Advertisement

Beginners Guide To Creating Artificial Neural Networks In R

The advancements in the field of artificial intelligence and machine learning  are primarily focused on highly statistical programming languages. That’s why programming languages like R have been gaining immense popularity in the field, slowly but steadily closing in on the predominant Python. With libraries and packages available for all sorts of mathematical and statistical problems, R has already entered into the hearts and machines of many data scientists and machine learning enthusiasts.

In this tutorial, we will create a simple neural network using two hot libraries in R. Following this tutorial requires you to have:

Neural Network in R

R is a powerful language that is best suited for machine learning and data science problems. In this tutorial, we will create a neural network in R using :

  • neuralnet
  • h2o

Neural Network using neuralnet library

Scaling the Data

Scaling is done to ensure that all data in the dataset falls in the same range.

max = apply(dataset, 2 , max)
min = apply(dataset, 2 , min)
scaled _dataset = as.data.frame(scale(dataset, center = min, scale = max - min))

The dataset denotes the original dataset. The above code block scales the entire dataset between the highest and lowest values in the dataset.
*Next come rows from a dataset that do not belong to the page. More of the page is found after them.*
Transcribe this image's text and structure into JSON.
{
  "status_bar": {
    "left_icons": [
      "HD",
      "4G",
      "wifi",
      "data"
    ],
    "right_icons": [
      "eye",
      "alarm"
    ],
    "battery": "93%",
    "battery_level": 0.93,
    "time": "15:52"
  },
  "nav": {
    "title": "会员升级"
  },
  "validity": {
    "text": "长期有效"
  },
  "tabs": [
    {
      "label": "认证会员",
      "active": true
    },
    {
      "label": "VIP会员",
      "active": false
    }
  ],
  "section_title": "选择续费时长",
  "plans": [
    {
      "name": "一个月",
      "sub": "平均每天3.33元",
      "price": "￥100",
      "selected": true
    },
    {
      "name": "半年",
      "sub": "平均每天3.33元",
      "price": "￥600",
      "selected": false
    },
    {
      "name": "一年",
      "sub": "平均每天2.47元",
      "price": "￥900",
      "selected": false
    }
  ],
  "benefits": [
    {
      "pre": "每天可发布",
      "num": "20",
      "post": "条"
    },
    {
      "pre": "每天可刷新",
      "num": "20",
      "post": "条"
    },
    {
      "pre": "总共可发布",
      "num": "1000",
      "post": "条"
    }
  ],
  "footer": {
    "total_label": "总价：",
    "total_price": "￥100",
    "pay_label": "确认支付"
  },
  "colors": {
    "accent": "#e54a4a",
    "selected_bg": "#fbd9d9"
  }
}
The scaled dataset is stored as a data frame.

Splitting the dataset into training_set and test_set

library(caTools)
set.seed(123)
split = sample.split(scaled _dataset$Y, SplitRatio = 0.6)
training_set = subset(scaled _dataset, split == TRUE)
test_set = subset(scaled _dataset, split == FALSE)

The sample.split method here is used to split the scaled_dataset into training_set and test_set.
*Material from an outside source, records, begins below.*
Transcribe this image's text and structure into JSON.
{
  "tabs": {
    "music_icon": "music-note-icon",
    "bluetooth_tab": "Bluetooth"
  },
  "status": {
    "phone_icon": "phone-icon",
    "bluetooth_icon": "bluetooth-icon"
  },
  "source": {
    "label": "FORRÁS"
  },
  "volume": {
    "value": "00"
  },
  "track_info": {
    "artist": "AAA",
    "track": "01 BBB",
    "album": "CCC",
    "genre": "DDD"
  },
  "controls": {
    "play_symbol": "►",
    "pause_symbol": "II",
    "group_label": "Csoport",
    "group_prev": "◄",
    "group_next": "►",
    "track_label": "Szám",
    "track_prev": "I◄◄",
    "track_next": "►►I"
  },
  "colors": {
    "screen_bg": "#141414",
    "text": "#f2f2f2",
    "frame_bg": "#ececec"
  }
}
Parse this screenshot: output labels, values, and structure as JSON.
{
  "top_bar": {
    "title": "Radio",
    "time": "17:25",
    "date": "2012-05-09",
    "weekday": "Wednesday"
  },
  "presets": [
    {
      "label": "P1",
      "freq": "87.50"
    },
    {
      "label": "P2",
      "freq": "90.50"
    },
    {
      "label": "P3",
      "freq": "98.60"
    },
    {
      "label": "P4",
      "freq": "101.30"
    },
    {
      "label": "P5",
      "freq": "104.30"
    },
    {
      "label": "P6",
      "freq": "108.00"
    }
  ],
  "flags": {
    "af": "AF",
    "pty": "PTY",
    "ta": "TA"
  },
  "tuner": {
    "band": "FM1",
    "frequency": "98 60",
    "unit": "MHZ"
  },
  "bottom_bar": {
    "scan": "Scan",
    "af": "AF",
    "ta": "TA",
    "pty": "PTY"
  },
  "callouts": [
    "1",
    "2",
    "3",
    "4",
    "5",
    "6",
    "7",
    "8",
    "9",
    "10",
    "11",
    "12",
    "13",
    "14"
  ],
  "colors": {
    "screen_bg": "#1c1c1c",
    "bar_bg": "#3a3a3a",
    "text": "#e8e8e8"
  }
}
  • scaled _dataset$ Y: denotes the dependent factor in the scaled dataset
  • SplitRatio: denotes the ratio to split the dataset. 0.6 means 60 percent.
  • trainig_set is given the 60% of data in the scaled_dataset
  • test_set is given 40% of  data in the scaled_dataset
Installing the neuralnet  library

install.packages("neuralnet")

Importing the library

library(neuralnet)

Creating the neural network

set.seed(2)
Neural_Net = neuralnet(formula = Y ~ X1 + X2 + X3 + XN , data =  training_set, hidden = C(6,6) , linear.output = True)
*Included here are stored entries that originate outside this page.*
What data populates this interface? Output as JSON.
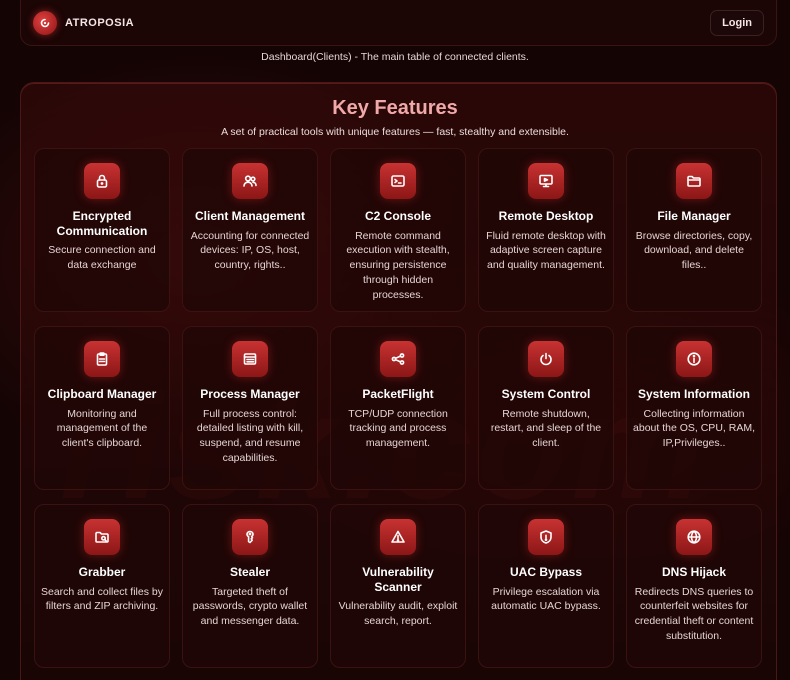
{
  "brand": {
    "name": "ATROPOSIA"
  },
  "nav": {
    "login_label": "Login"
  },
  "caption": "Dashboard(Clients) - The main table of connected clients.",
  "section": {
    "title": "Key Features",
    "subtitle": "A set of practical tools with unique features — fast, stealthy and extensible."
  },
  "features": [
    {
      "title": "Encrypted Communication",
      "desc": "Secure connection and data exchange",
      "icon": "lock-icon"
    },
    {
      "title": "Client Management",
      "desc": "Accounting for connected devices: IP, OS, host, country, rights..",
      "icon": "users-icon"
    },
    {
      "title": "C2 Console",
      "desc": "Remote command execution with stealth, ensuring persistence through hidden processes.",
      "icon": "terminal-icon"
    },
    {
      "title": "Remote Desktop",
      "desc": "Fluid remote desktop with adaptive screen capture and quality management.",
      "icon": "monitor-icon"
    },
    {
      "title": "File Manager",
      "desc": "Browse directories, copy, download, and delete files..",
      "icon": "folder-icon"
    },
    {
      "title": "Clipboard Manager",
      "desc": "Monitoring and management of the client's clipboard.",
      "icon": "clipboard-icon"
    },
    {
      "title": "Process Manager",
      "desc": "Full process control: detailed listing with kill, suspend, and resume capabilities.",
      "icon": "list-icon"
    },
    {
      "title": "PacketFlight",
      "desc": "TCP/UDP connection tracking and process management.",
      "icon": "share-icon"
    },
    {
      "title": "System Control",
      "desc": "Remote shutdown, restart, and sleep of the client.",
      "icon": "power-icon"
    },
    {
      "title": "System Information",
      "desc": "Collecting information about the OS, CPU, RAM, IP,Privileges..",
      "icon": "info-icon"
    },
    {
      "title": "Grabber",
      "desc": "Search and collect files by filters and ZIP archiving.",
      "icon": "folder-archive-icon"
    },
    {
      "title": "Stealer",
      "desc": "Targeted theft of passwords, crypto wallet and messenger data.",
      "icon": "key-icon"
    },
    {
      "title": "Vulnerability Scanner",
      "desc": "Vulnerability audit, exploit search, report.",
      "icon": "warning-icon"
    },
    {
      "title": "UAC Bypass",
      "desc": "Privilege escalation via automatic UAC bypass.",
      "icon": "shield-icon"
    },
    {
      "title": "DNS Hijack",
      "desc": "Redirects DNS queries to counterfeit websites for credential theft or content substitution.",
      "icon": "globe-icon"
    }
  ],
  "colors": {
    "accent": "#c83232",
    "title": "#f0a8a8",
    "background": "#140404"
  }
}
Seeding is done to conserve the uniqueness in the predicted dataset. That is the predictions will always be the same for a specific seed. The code creates a neural network with N input nodes, two hidden layers with six nodes each and an output node.

  • formula: Y denotes the dependent factor, X1,X2…XN denotes the independent factors.
  • data: the data used to train the network
  • hidden: used to specify the hidden layers.
  • linear.output: always set to True unless the argument act.fct is specified.
Visualising the network

plot(Neural_Net)

The above line displays the neural network with weights and errors.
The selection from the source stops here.